Памяти Александра Ткаченко
№ 4 2007
Александр Ткаченко был человеком феноменальной энергии, успевал повсюду, не мог сидеть без работы, без дела. И, когда уходят такие люди, поневоле думаешь: а может быть, лучше забиться в нору и просидеть там до старости? Он так не умел.
Футболист, ставший поэтом, поэт, ставший правозащитником, правозащитник, ставший чиновником (всё равно оставаясь поэтом); чиновником, тянущим на себе воз претензий многочисленных членов Русского ПЕН-клуба, каждый из которых доставлял ему, кажется, столько проблем, что и на одного-то жалобщика или спорящего тысячу Ткаченко надо.
Он сколотил свою команду. В нее по чистой случайности на какое-то время вошли я и мой друг Санджар Янышев. Мы сторожили здание ПЕН-центра. Вот такая проза. Но Ткаченко принял нас туда именно потому, что знал, насколько нам сложно приходится и насколько нам нужна была на тот момент хотя бы временная работа. Он знал, что мы поэты. Это – выражение цеховой солидарности, поступок.

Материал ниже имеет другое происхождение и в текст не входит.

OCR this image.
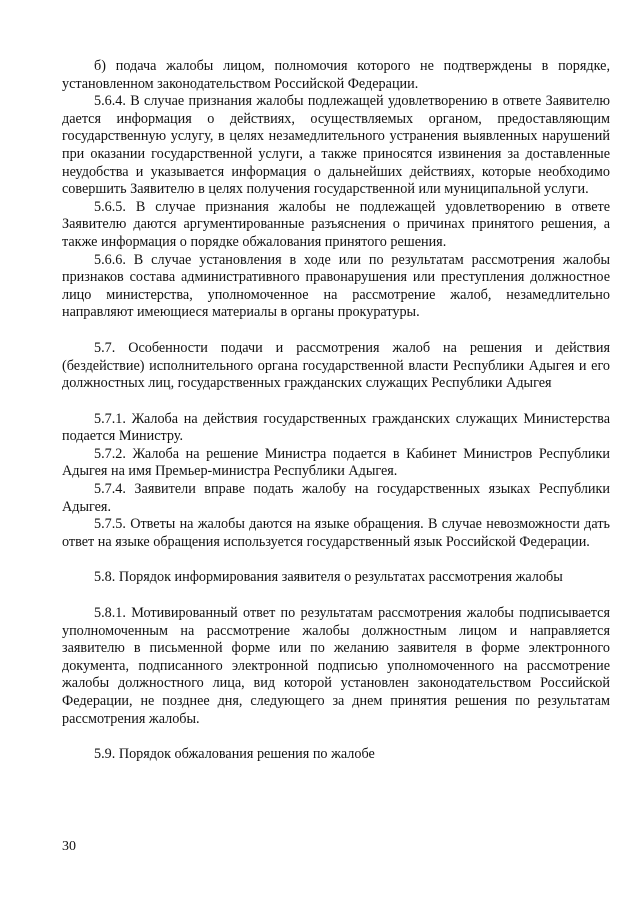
б) подача жалобы лицом, полномочия которого не подтверждены в порядке, установленном законодательством Российской Федерации.

5.6.4. В случае признания жалобы подлежащей удовлетворению в ответе Заявителю дается информация о действиях, осуществляемых органом, предоставляющим государственную услугу, в целях незамедлительного устранения выявленных нарушений при оказании государственной услуги, а также приносятся извинения за доставленные неудобства и указывается информация о дальнейших действиях, которые необходимо совершить Заявителю в целях получения государственной или муниципальной услуги.

5.6.5. В случае признания жалобы не подлежащей удовлетворению в ответе Заявителю даются аргументированные разъяснения о причинах принятого решения, а также информация о порядке обжалования принятого решения.

5.6.6. В случае установления в ходе или по результатам рассмотрения жалобы признаков состава административного правонарушения или преступления должностное лицо министерства, уполномоченное на рассмотрение жалоб, незамедлительно направляют имеющиеся материалы в органы прокуратуры.

5.7. Особенности подачи и рассмотрения жалоб на решения и действия (бездействие) исполнительного органа государственной власти Республики Адыгея и его должностных лиц, государственных гражданских служащих Республики Адыгея

5.7.1. Жалоба на действия государственных гражданских служащих Министерства подается Министру.

5.7.2. Жалоба на решение Министра подается в Кабинет Министров Республики Адыгея на имя Премьер-министра Республики Адыгея.

5.7.4. Заявители вправе подать жалобу на государственных языках Республики Адыгея.

5.7.5. Ответы на жалобы даются на языке обращения. В случае невозможности дать ответ на языке обращения используется государственный язык Российской Федерации.

5.8. Порядок информирования заявителя о результатах рассмотрения жалобы

5.8.1. Мотивированный ответ по результатам рассмотрения жалобы подписывается уполномоченным на рассмотрение жалобы должностным лицом и направляется заявителю в письменной форме или по желанию заявителя в форме электронного документа, подписанного электронной подписью уполномоченного на рассмотрение жалобы должностного лица, вид которой установлен законодательством Российской Федерации, не позднее дня, следующего за днем принятия решения по результатам рассмотрения жалобы.

5.9. Порядок обжалования решения по жалобе

30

Я приходил на смену, и мы могли сидеть, разговаривать часами. Говорил он в основном о литературе и о футболе. Эти две страсти его не отпускали. И еще: при всей резкости высказываний, Ткаченко был человеком чрезвычайно мягким, даже нежным, я бы сказал. Он очень любил людей. И всегда старался им помочь.
Не все отвечали ему тем же. А он метался по всей стране – от Москвы до Владивостока – только для того, чтобы отстоять чьи-то права, чтобы доказать, что писатель – не последний винтик в механизме жизни. И у него это получалось. И то, что его уже нет, никак не стыкуется с реальностью, со здравым смыслом. Я не знаю, кто может занять его место.